Well, that would be a slightly unusual seasonal “Christmas pudding scone” topped with brandy butter that she tasted in Yorkshire, northern England, at the 1897 Treasurer’s House National Trust site. “It was just off the charts amazing,” she said. “The most memorable one.”
She’s less talkative about her poor scone experiences, acknowledging that it’s all “very subjective” but the baseline for a good scone is “it has to be fresh. It takes a lot to ruin a fresh scone.”
“Then you have other factors. A good scone has a good rise in it and looks like it’s separated into two … it has to be fluffy, a nice crisp outside,” she continues, before concluding: “You know one, when you see one.”
Sometimes, her scone mission didn’t always go to plan.
When visiting the tiny medieval home of George Washington’s ancestors, at Washington Old Hall in northeast England, “they only had teacakes,” she recalls.
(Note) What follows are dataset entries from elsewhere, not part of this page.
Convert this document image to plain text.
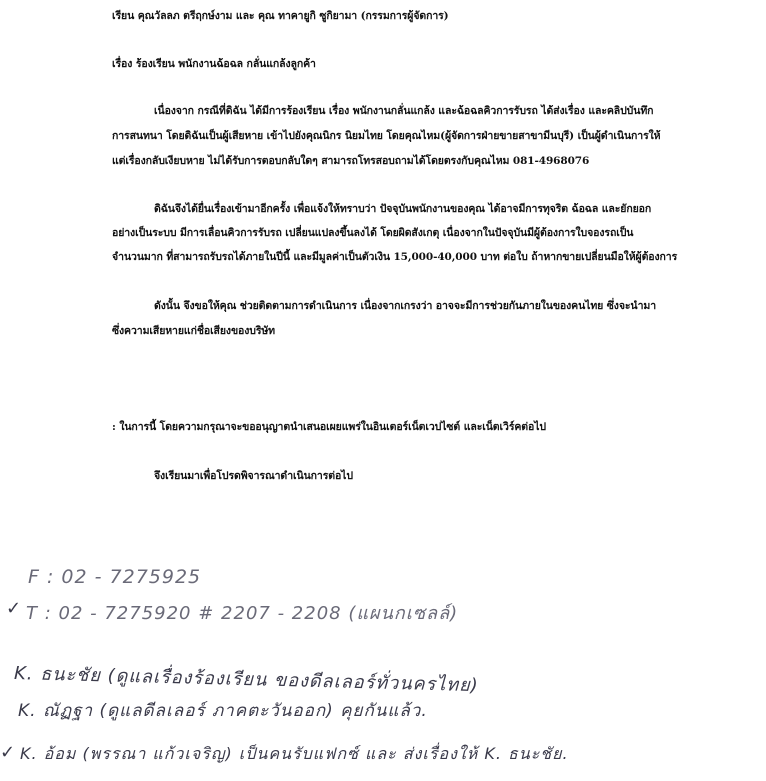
เรียน คุณวัลลภ ตรีฤกษ์งาม และ คุณ ทาคายูกิ ซูกิยามา (กรรมการผู้จัดการ)
เรื่อง ร้องเรียน พนักงานฉ้อฉล กลั่นแกล้งลูกค้า
เนื่องจาก กรณีที่ดิฉัน ได้มีการร้องเรียน เรื่อง พนักงานกลั่นแกล้ง และฉ้อฉลคิวการรับรถ ได้ส่งเรื่อง และคลิปบันทึก
การสนทนา โดยดิฉันเป็นผู้เสียหาย เข้าไปยังคุณนิกร นิยมไทย โดยคุณไหม(ผู้จัดการฝ่ายขายสาขามีนบุรี) เป็นผู้ดำเนินการให้
แต่เรื่องกลับเงียบหาย ไม่ได้รับการตอบกลับใดๆ สามารถโทรสอบถามได้โดยตรงกับคุณไหม 081-4968076
ดิฉันจึงได้ยื่นเรื่องเข้ามาอีกครั้ง เพื่อแจ้งให้ทราบว่า ปัจจุบันพนักงานของคุณ ได้อาจมีการทุจริต ฉ้อฉล และยักยอก
อย่างเป็นระบบ มีการเลื่อนคิวการรับรถ เปลี่ยนแปลงขึ้นลงได้ โดยผิดสังเกตุ เนื่องจากในปัจจุบันมีผู้ต้องการใบจองรถเป็น
จำนวนมาก ที่สามารถรับรถได้ภายในปีนี้ และมีมูลค่าเป็นตัวเงิน 15,000-40,000 บาท ต่อใบ ถ้าหากขายเปลี่ยนมือให้ผู้ต้องการ
ดังนั้น จึงขอให้คุณ ช่วยติดตามการดำเนินการ เนื่องจากเกรงว่า อาจจะมีการช่วยกันภายในของคนไทย ซึ่งจะนำมา
ซึ่งความเสียหายแก่ชื่อเสียงของบริษัท
: ในการนี้ โดยความกรุณาจะขออนุญาตนำเสนอเผยแพร่ในอินเตอร์เน็ตเวปไซต์ และเน็ตเวิร์คต่อไป
จึงเรียนมาเพื่อโปรดพิจารณาดำเนินการต่อไป
F : 02 - 7275925
✓ T : 02 - 7275920 # 2207 - 2208 (แผนกเซลล์)
K. ธนะชัย (ดูแลเรื่องร้องเรียน ของดีลเลอร์ทั่วนครไทย)
K. ณัฏฐา (ดูแลดีลเลอร์ ภาคตะวันออก) คุยกันแล้ว.
✓ K. อ้อม (พรรณา แก้วเจริญ) เป็นคนรับแฟกซ์ และ ส่งเรื่องให้ K. ธนะชัย.
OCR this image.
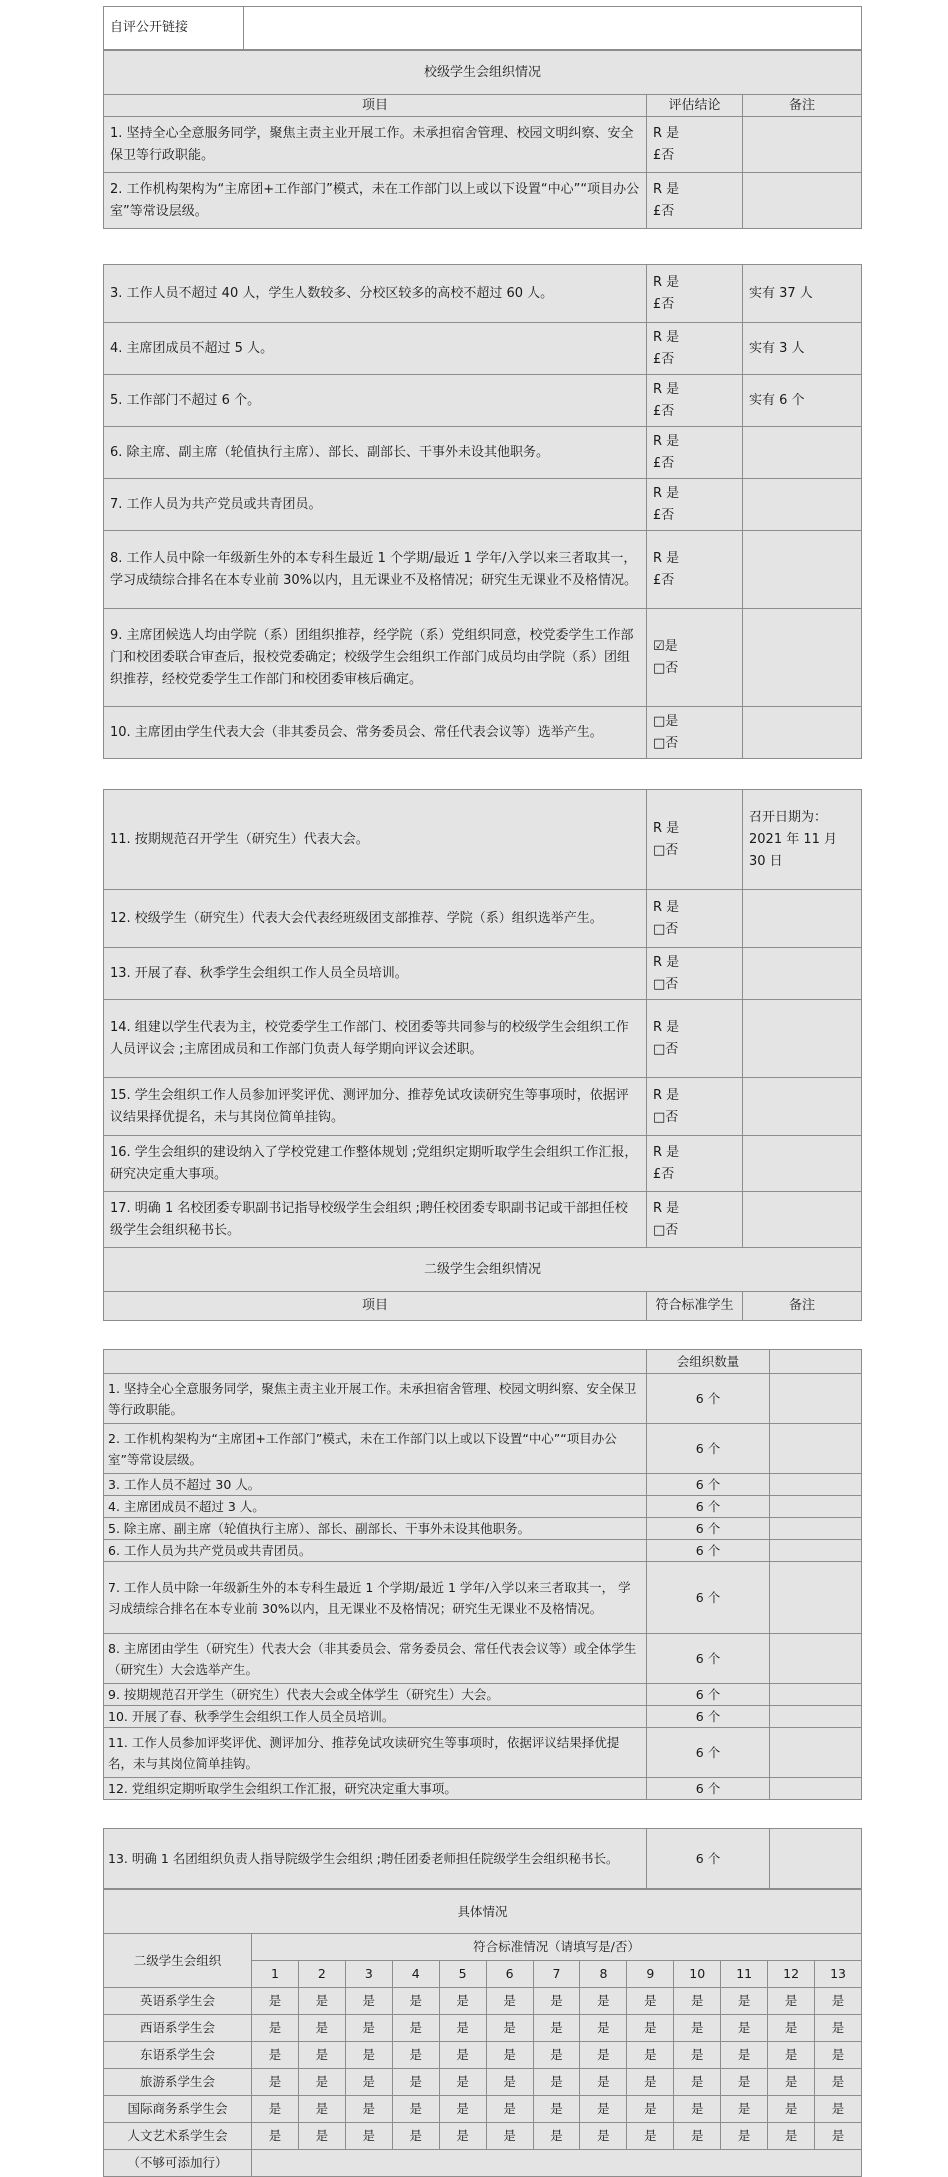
自评公开链接	
校级学生会组织情况		
项目	评估结论	备注
1. 坚持全心全意服务同学，聚焦主责主业开展工作。未承担宿舍管理、校园文明纠察、安全保卫等行政职能。	R 是
£否	

2. 工作机构架构为“主席团+工作部门”模式，未在工作部门以上或以下设置“中心”“项目办公室”等常设层级。	R 是
£否	

3. 工作人员不超过 40 人，学生人数较多、分校区较多的高校不超过 60 人。	R 是
£否	实有 37 人
4. 主席团成员不超过 5 人。	R 是
£否	实有 3 人
5. 工作部门不超过 6 个。	R 是
£否	实有 6 个
6. 除主席、副主席（轮值执行主席）、部长、副部长、干事外未设其他职务。	R 是
£否	

7. 工作人员为共产党员或共青团员。	R 是
£否	

8. 工作人员中除一年级新生外的本专科生最近 1 个学期/最近 1 学年/入学以来三者取其一， 学习成绩综合排名在本专业前 30%以内，且无课业不及格情况；研究生无课业不及格情况。	R 是
£否	

9. 主席团候选人均由学院（系）团组织推荐，经学院（系）党组织同意，校党委学生工作部门和校团委联合审查后，报校党委确定；校级学生会组织工作部门成员均由学院（系）团组织推荐，经校党委学生工作部门和校团委审核后确定。	☑是
□否	

10. 主席团由学生代表大会（非其委员会、常务委员会、常任代表会议等）选举产生。	□是
□否	

11. 按期规范召开学生（研究生）代表大会。	R 是
□否	召开日期为：2021 年 11 月 30 日
12. 校级学生（研究生）代表大会代表经班级团支部推荐、学院（系）组织选举产生。	R 是
□否	

13. 开展了春、秋季学生会组织工作人员全员培训。	R 是
□否	

14. 组建以学生代表为主，校党委学生工作部门、校团委等共同参与的校级学生会组织工作人员评议会 ;主席团成员和工作部门负责人每学期向评议会述职。	R 是
□否	

15. 学生会组织工作人员参加评奖评优、测评加分、推荐免试攻读研究生等事项时，依据评议结果择优提名，未与其岗位简单挂钩。	R 是
□否	

16. 学生会组织的建设纳入了学校党建工作整体规划 ;党组织定期听取学生会组织工作汇报，研究决定重大事项。	R 是
£否	

17. 明确 1 名校团委专职副书记指导校级学生会组织 ;聘任校团委专职副书记或干部担任校级学生会组织秘书长。	R 是
□否	

二级学生会组织情况		
项目	符合标准学生	备注
	会组织数量	
1. 坚持全心全意服务同学，聚焦主责主业开展工作。未承担宿舍管理、校园文明纠察、安全保卫等行政职能。	6 个	
2. 工作机构架构为“主席团+工作部门”模式，未在工作部门以上或以下设置“中心”“项目办公室”等常设层级。	6 个	
3. 工作人员不超过 30 人。	6 个	
4. 主席团成员不超过 3 人。	6 个	
5. 除主席、副主席（轮值执行主席）、部长、副部长、干事外未设其他职务。	6 个	
6. 工作人员为共产党员或共青团员。	6 个	
7. 工作人员中除一年级新生外的本专科生最近 1 个学期/最近 1 学年/入学以来三者取其一， 学习成绩综合排名在本专业前 30%以内，且无课业不及格情况；研究生无课业不及格情况。	6 个	
8. 主席团由学生（研究生）代表大会（非其委员会、常务委员会、常任代表会议等）或全体学生（研究生）大会选举产生。	6 个	
9. 按期规范召开学生（研究生）代表大会或全体学生（研究生）大会。	6 个	
10. 开展了春、秋季学生会组织工作人员全员培训。	6 个	
11. 工作人员参加评奖评优、测评加分、推荐免试攻读研究生等事项时，依据评议结果择优提名，未与其岗位简单挂钩。	6 个	
12. 党组织定期听取学生会组织工作汇报，研究决定重大事项。	6 个	
13. 明确 1 名团组织负责人指导院级学生会组织 ;聘任团委老师担任院级学生会组织秘书长。	6 个	
具体情况													
二级学生会组织	符合标准情况（请填写是/否）												
	1	2	3	4	5	6	7	8	9	10	11	12	13
英语系学生会	是	是	是	是	是	是	是	是	是	是	是	是	是
西语系学生会	是	是	是	是	是	是	是	是	是	是	是	是	是
东语系学生会	是	是	是	是	是	是	是	是	是	是	是	是	是
旅游系学生会	是	是	是	是	是	是	是	是	是	是	是	是	是
国际商务系学生会	是	是	是	是	是	是	是	是	是	是	是	是	是
人文艺术系学生会	是	是	是	是	是	是	是	是	是	是	是	是	是
（不够可添加行）													
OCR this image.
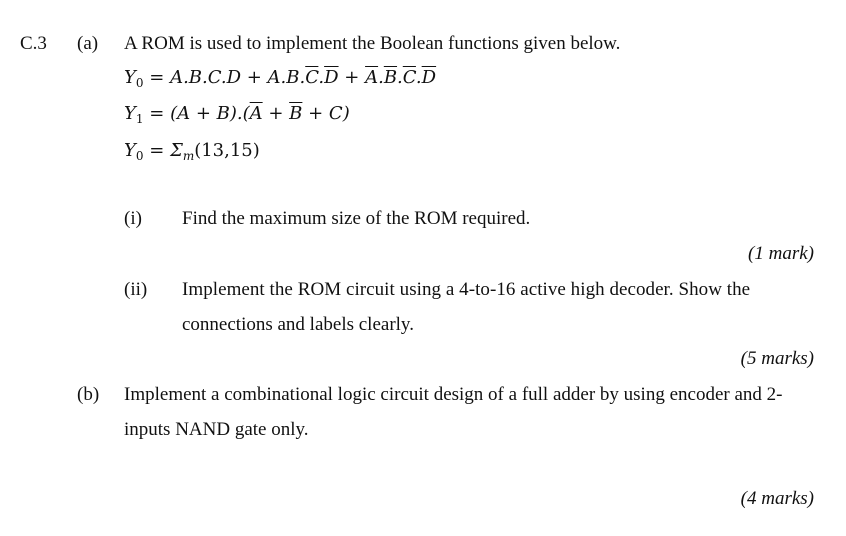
C.3 (a) A ROM is used to implement the Boolean functions given below.
$Y_0 = A.B.C.D + A.B.\overline{C}.\overline{D} + \overline{A}.\overline{B}.\overline{C}.\overline{D}$
$Y_1 = (A + B).(\overline{A} + \overline{B} + C)$
$Y_0 = \Sigma_m(13,15)$
(i) Find the maximum size of the ROM required.
(1 mark)
(ii) Implement the ROM circuit using a 4-to-16 active high decoder. Show the
connections and labels clearly.
(5 marks)
(b) Implement a combinational logic circuit design of a full adder by using encoder and 2-
inputs NAND gate only.
(4 marks)
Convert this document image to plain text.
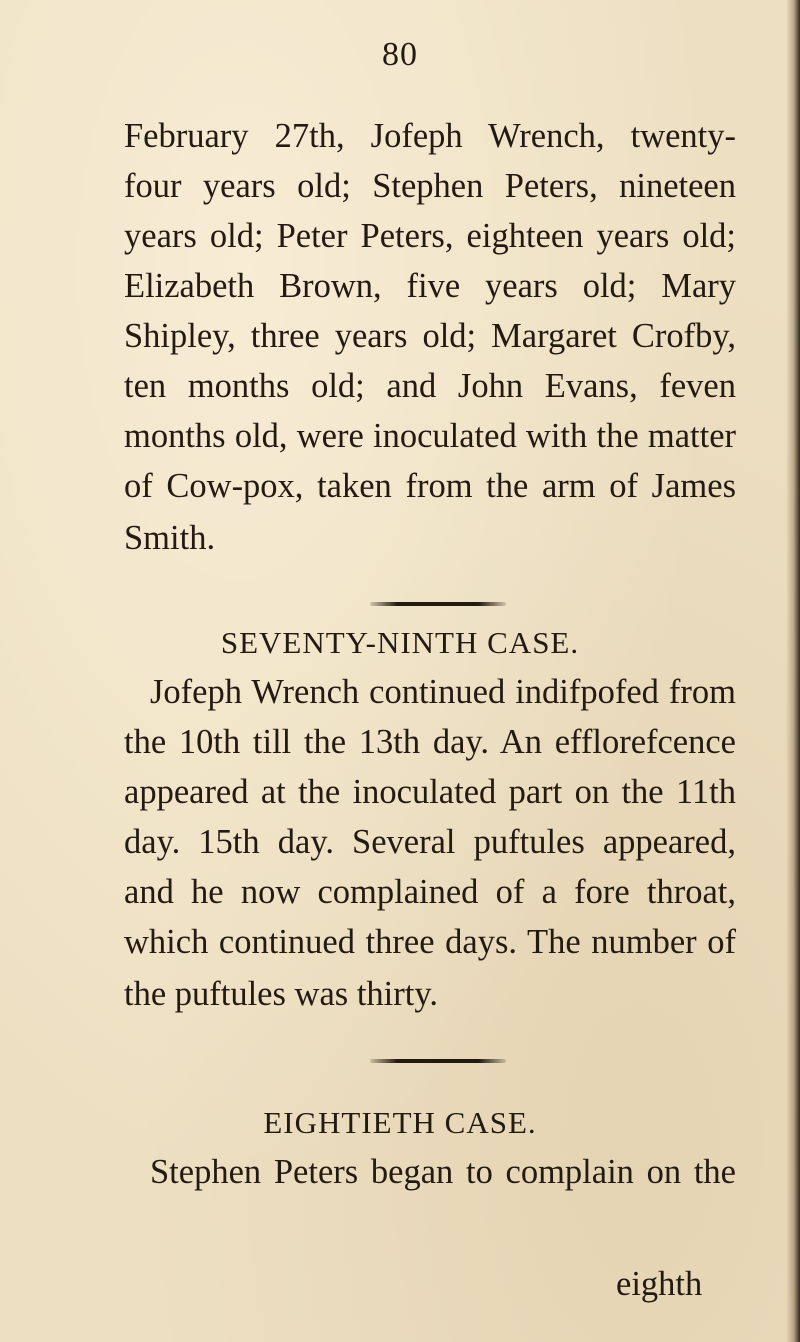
80
February 27th, Jofeph Wrench, twenty-
four years old; Stephen Peters, nineteen
years old; Peter Peters, eighteen years old;
Elizabeth Brown, five years old; Mary
Shipley, three years old; Margaret Crofby,
ten months old; and John Evans, feven
months old, were inoculated with the matter
of Cow-pox, taken from the arm of James
Smith.
SEVENTY-NINTH CASE.
Jofeph Wrench continued indifpofed from
the 10th till the 13th day. An efflorefcence
appeared at the inoculated part on the 11th
day. 15th day. Several puftules appeared,
and he now complained of a fore throat,
which continued three days. The number of
the puftules was thirty.
EIGHTIETH CASE.
Stephen Peters began to complain on the
eighth
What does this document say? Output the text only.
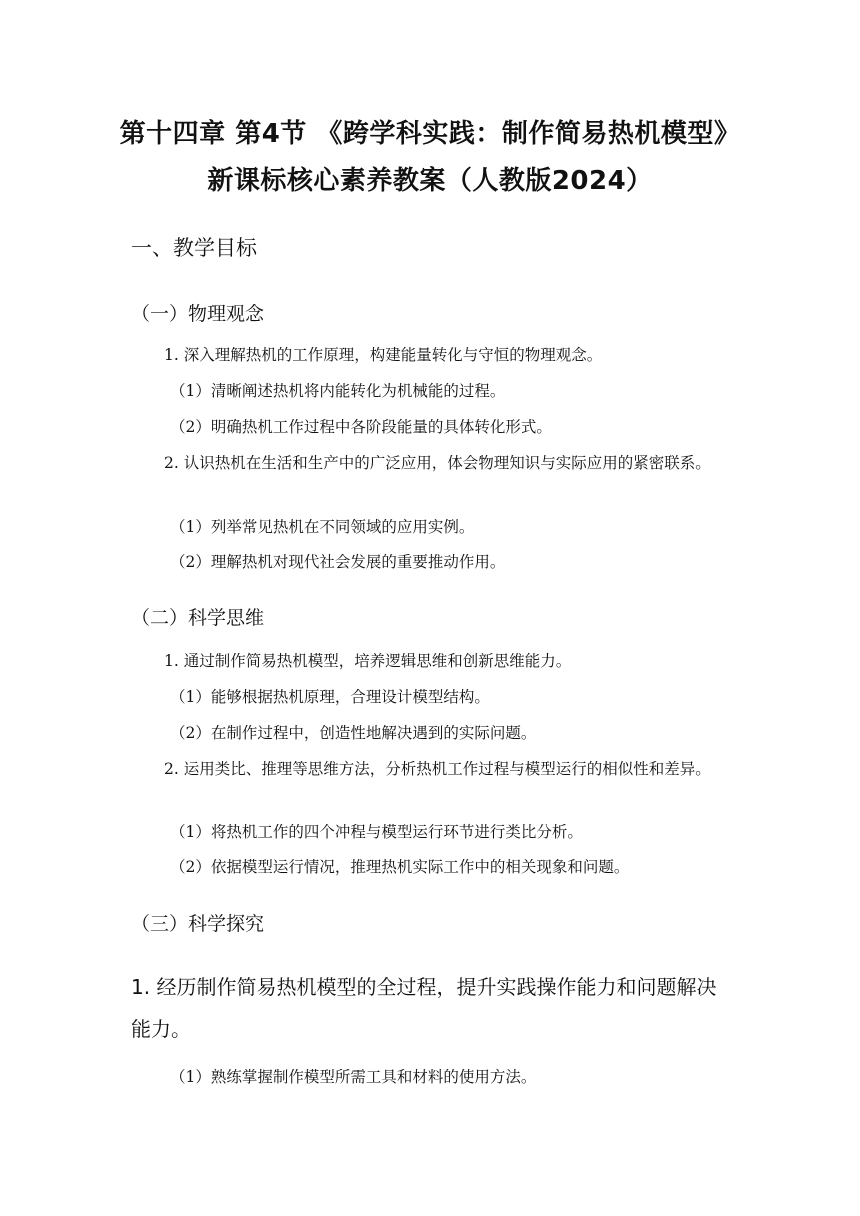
第十四章 第4节 《跨学科实践：制作简易热机模型》
新课标核心素养教案（人教版2024）
一、教学目标
（一）物理观念
1. 深入理解热机的工作原理，构建能量转化与守恒的物理观念。
（1）清晰阐述热机将内能转化为机械能的过程。
（2）明确热机工作过程中各阶段能量的具体转化形式。
2. 认识热机在生活和生产中的广泛应用，体会物理知识与实际应用的紧密联系。
（1）列举常见热机在不同领域的应用实例。
（2）理解热机对现代社会发展的重要推动作用。
（二）科学思维
1. 通过制作简易热机模型，培养逻辑思维和创新思维能力。
（1）能够根据热机原理，合理设计模型结构。
（2）在制作过程中，创造性地解决遇到的实际问题。
2. 运用类比、推理等思维方法，分析热机工作过程与模型运行的相似性和差异。
（1）将热机工作的四个冲程与模型运行环节进行类比分析。
（2）依据模型运行情况，推理热机实际工作中的相关现象和问题。
（三）科学探究
1. 经历制作简易热机模型的全过程，提升实践操作能力和问题解决能力。
（1）熟练掌握制作模型所需工具和材料的使用方法。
On another occasion, at the childhood home of physicist Isaac Newton at Woolsthorpe Manor, a Lincolnshire farmhouse where he was said to have “worked in solitude, experimenting obsessively,” Merker found that, aptly, in place of scones they served only apple cake.
She chose to end at the Giant’s Causeway for her final scone, alongside her mother and sister, because it was a location she had first visited with her late husband. “In my head he was finishing it with me,” she said.
“When he was sick, I didn’t get as much done,” she added. “After he died, it didn’t even occur to me to give up, it gave me something to get out and about for … Everywhere I went, I was looking at it through his eyes,” she said, noting that he would be “delighted” with her mission completed.
What’s next for Merker?
There is a separate National Trust for Scotland, which she may check off next. Or, she may do something “completely different,” she says. Regardless, “I’m determined to keep flying the flag for the scone,” she said. “I will love them forever.”
But her most immediate goal: “It’s on my bucket list to try an American biscuit.”